Longman doesn't speculate on why it is that traditional religion produces a fertile society while secular individualism tends to produce a demographic tailspin, but it seems to me the answer follows pretty naturally from Longman's observations. Traditional religion and secular individualistic society present radically different ideas of what the human person is and why it is on this earth. However, of the two, that held by traditional religion more accurately reflects what the human species is, and so results in reproductive success.
This is not to say that individualism doesn't have anything going for it. We are all individuals, with thoughts, desires, aspirations, needs and feelings. However, as individuals, we are members of the human species, and as such, we are born, we attain the ability to reproduce, we age, and we die. This is not to say that every individual person must, to fulfill the reason for their existence, reproduce. However, it is certainly the purpose of any given generation of humans to produce and rear the next generation. We are generation creatures, and without a next generation, we are a dead end.
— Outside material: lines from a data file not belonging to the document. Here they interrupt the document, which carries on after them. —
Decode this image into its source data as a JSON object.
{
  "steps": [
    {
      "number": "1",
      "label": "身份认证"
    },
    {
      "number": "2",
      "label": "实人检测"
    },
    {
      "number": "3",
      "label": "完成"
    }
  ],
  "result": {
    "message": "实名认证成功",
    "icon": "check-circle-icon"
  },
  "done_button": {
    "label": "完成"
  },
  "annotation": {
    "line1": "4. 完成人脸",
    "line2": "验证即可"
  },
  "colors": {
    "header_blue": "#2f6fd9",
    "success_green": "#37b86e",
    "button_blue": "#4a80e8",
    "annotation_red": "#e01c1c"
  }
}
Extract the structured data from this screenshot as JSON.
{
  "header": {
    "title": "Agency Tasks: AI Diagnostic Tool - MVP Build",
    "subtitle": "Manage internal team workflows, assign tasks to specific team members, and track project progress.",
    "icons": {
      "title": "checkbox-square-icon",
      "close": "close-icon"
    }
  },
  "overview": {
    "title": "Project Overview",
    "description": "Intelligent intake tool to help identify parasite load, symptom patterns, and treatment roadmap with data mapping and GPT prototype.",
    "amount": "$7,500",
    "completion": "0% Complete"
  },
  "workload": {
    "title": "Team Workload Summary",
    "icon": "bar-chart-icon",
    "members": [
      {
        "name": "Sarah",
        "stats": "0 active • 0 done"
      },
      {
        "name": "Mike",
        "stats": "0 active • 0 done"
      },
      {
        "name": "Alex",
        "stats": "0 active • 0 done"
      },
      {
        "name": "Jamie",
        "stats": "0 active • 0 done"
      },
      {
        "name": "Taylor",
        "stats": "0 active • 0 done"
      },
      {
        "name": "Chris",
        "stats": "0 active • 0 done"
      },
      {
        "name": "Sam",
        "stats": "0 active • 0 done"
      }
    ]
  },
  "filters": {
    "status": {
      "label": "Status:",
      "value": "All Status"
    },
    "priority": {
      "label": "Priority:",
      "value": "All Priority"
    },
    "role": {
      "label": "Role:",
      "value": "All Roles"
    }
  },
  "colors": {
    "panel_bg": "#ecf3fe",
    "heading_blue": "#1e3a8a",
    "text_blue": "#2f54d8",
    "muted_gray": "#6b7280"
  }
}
And the necessity of producing the next generation does mean that most men and women must be fathers and mothers, and that they must produce enough offspring to make up for those members of the current generation who do not reproduce.
In our current highly individualistic society, that sense of generational duty seems to have been somewhat dulled -- in some segments of society more than others. And it is, thus, from those parts of society where the most awareness of our nature as generational beings has been retained, that the next generation will come.
The question mark in all this is, of course, whether the fact that the majority of the members of the next few generations may be from 'patriarchal' families will mean that those children will go on to hold a patriarchal worldview themselves. Longman touches briefly on the question:
To be sure, some members of the rising generation may reject their parents' values, as always happens. But when they look around for fellow secularists and counterculturalists with whom to make common cause, they will find that most of their would-be fellow travelers were quite literally never born.
1 comment:
Of those 20% of women born in the 50's that never had children... I wonder how many of them went into religious life. Knowing that they were reared in the 60's & 70's, I suspect that it wasn't a large portion.